Ich habe ja in jüngeren Jahren neben all den Perry-Rhodan-Heftchen
und den dicken Science-Fiction-Schwarten amerikanischer
Raumschlacht-Autoren sehr gerne sowjetische Autoren wie die Gebrüder
Strugazki oder Sergej Snegow gelesen. Dort konnte man sehr gut sehen,
was die staatliche Zensur für ein Zukunftsbild um die Handlung
gelegt wissen wollte.
Das zukünftige Menschen- und Gesellschaftsbild des Kommunismus war
grundsätzlich das Gleiche: Maschinen erledigen alle Arbeiten und
Menschen müssen nur noch das tun, was sie gerade lustig sind. Und
der kommunistische Mensch hat kein größeres Vergnügen als sich zu
bilden, zu entwickeln und all sein Können freudig der Gesellschaft
zur Verfügung zu stellen. Einer der Punkte, warum der Kommunismus
nicht so funktioniert, selbst wenn die Automatisierung fortschreitet.

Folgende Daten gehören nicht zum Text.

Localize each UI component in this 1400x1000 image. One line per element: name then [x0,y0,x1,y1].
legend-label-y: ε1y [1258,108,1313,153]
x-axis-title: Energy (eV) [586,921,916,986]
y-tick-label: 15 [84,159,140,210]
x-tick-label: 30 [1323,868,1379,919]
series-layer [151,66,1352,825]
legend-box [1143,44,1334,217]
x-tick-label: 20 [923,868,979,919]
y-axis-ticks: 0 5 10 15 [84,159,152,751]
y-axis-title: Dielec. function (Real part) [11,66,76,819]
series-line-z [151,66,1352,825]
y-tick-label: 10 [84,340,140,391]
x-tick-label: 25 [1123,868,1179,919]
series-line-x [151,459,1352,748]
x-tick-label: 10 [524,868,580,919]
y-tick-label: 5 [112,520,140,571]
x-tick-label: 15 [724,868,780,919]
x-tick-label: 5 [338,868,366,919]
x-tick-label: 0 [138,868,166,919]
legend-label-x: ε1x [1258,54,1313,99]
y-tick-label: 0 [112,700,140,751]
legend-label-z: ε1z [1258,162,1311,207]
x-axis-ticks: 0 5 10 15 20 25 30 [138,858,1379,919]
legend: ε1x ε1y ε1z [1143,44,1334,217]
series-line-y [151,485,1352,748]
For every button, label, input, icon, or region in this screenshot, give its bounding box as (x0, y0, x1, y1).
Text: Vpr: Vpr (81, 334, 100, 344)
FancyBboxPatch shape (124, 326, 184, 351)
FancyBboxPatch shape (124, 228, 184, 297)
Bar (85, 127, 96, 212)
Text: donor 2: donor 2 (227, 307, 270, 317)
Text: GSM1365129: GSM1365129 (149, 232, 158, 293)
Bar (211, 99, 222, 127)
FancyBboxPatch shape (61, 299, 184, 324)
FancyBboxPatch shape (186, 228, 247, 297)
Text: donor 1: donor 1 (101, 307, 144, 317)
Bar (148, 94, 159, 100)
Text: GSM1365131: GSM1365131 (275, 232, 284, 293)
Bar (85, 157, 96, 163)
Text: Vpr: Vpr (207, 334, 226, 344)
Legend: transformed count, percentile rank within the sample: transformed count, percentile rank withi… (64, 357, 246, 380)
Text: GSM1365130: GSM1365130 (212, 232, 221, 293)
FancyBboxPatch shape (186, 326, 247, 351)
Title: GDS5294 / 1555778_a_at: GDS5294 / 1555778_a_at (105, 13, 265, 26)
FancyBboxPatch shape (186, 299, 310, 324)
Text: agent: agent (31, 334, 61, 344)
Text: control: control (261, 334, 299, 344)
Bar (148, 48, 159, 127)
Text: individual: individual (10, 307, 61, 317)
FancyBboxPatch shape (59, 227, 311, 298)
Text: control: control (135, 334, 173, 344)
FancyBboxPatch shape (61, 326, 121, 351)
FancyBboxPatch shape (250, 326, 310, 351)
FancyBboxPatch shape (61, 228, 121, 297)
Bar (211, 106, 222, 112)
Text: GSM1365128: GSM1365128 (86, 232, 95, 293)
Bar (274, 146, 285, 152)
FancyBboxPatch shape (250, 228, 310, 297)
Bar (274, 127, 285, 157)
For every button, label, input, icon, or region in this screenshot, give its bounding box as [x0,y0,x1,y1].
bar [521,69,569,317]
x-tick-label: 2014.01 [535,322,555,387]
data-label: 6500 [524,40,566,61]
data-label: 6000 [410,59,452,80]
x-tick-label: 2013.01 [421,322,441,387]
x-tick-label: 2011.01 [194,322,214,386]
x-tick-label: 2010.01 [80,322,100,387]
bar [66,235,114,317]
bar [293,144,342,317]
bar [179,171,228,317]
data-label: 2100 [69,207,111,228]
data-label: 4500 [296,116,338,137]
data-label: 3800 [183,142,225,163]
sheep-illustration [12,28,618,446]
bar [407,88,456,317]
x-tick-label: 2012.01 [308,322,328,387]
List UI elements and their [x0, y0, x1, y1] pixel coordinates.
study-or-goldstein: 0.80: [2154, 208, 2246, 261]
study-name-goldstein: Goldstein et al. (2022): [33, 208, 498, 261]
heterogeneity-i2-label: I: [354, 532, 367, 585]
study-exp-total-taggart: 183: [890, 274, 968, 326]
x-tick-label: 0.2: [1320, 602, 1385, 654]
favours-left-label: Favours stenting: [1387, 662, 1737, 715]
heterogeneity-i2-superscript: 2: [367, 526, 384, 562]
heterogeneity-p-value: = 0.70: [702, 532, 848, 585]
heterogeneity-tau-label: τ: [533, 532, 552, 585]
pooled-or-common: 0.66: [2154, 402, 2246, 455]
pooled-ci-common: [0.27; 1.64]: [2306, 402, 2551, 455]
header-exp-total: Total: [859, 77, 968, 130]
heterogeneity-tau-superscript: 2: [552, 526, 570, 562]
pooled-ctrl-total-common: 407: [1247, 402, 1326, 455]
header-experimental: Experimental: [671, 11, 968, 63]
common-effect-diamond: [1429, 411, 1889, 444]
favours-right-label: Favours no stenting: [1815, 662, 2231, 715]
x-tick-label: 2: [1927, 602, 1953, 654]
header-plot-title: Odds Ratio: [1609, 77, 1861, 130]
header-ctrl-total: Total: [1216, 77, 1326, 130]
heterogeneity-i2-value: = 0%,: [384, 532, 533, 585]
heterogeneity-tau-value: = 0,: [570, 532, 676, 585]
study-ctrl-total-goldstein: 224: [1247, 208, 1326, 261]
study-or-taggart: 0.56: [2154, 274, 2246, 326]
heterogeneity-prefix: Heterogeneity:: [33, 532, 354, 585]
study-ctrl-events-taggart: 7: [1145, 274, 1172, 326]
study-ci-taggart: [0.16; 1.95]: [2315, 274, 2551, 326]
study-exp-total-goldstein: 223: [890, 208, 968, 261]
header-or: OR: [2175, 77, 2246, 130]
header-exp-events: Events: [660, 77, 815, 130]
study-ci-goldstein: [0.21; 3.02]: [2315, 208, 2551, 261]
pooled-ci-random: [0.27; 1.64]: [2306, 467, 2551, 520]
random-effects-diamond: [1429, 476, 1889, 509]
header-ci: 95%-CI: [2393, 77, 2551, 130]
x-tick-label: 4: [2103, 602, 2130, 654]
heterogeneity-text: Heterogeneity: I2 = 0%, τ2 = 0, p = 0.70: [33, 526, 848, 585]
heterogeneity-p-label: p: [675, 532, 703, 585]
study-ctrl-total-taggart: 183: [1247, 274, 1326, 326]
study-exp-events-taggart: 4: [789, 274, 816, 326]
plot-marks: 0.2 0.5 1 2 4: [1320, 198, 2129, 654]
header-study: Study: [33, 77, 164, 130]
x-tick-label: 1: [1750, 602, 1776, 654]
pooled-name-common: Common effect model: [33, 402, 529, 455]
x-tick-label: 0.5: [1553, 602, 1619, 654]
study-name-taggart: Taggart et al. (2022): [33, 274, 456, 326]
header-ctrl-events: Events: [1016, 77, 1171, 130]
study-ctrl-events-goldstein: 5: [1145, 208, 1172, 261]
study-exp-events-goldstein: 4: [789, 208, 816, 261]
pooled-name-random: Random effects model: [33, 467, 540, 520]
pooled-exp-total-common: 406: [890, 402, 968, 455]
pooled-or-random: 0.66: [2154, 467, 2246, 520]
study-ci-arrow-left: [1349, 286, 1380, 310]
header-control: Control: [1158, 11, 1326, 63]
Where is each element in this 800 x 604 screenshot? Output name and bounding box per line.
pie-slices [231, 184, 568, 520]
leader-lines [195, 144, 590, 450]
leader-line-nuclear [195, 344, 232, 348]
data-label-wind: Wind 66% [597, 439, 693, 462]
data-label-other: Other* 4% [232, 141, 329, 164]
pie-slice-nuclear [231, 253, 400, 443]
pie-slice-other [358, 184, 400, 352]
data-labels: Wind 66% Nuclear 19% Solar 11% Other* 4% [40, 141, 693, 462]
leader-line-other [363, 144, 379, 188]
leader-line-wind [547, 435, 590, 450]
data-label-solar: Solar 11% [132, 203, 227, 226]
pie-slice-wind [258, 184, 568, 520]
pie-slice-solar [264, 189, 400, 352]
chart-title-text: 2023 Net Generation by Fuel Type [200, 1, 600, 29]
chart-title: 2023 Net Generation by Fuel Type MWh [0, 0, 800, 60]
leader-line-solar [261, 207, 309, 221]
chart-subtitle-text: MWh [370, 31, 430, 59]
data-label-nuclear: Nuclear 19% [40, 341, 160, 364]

Denn der Mensch, „befreit“ von Arbeit und wohlversorgt mit allem,
was er braucht, wird faul. Er degeneriert zum Haustier seiner Alexa,
lässt sich füttern und streicheln, kommt nicht mehr aus der Couch
hoch. Er wird das, was man im Kinderfilm „Wall-E“ passend
beobachten kann: die in einem seit Generationen auf einem
5-Sterne-Vergnügungs-Raumschiff roboterversorgt dahindümpelnde
Rest-Menschheit hängt nur noch faul in schwebenden Sesseln und hat
einen Bildschirm vor die Nase geklappt. Anders als im
Happy-End-verpflichteten Film würden diese verfetteten
Stoffwechselklumpen auch nie mehr aus dem Schwebesessel steigen;
würde man sie rausschmeißen, täten sie einfach verhungern wie ein
verfetteter kastrierter Hauskater, den man im Wald aussetzt. Darwin
ist gnadenlos.
In dem dümmlichen Spiegel-Pamphlet wird genau dieses
sowjetisch-kommunistische Jubellied gesungen: Die geradezu
faschistoid-rassistische Einteilung der Menschen in die niederen
Entwicklungsstufen des dumpfen Konservativen und ewiggestrigen
Progressivitätsbremsers, der maximal als in enge Schranken gewiesene
Arbeitsbiene gehalten werden darf aber dem man möglichst die Zunge
amputieren sollte, und die gottähnlich erhöhte allseits gebildete
sozialistische Persönlichkeit als Krone der klassenkämpferischen
Evolution, die überall die Führung übernehmen und die dumpfen
Massen leiten muss, weil nur sie dazu überhaupt in der Lage ist.
Fehlt nur der Hinweis, dass einige wenige eine noch höhere Stufe
erreichen und dann als Große Vorsitzende, Väter der Nationen, Sonne
des Balkans oder was auch immer für pharaonengleiche Erhöhungen
dafür vorgesehen sind, die Lenkung der Massen übernehmen sollen.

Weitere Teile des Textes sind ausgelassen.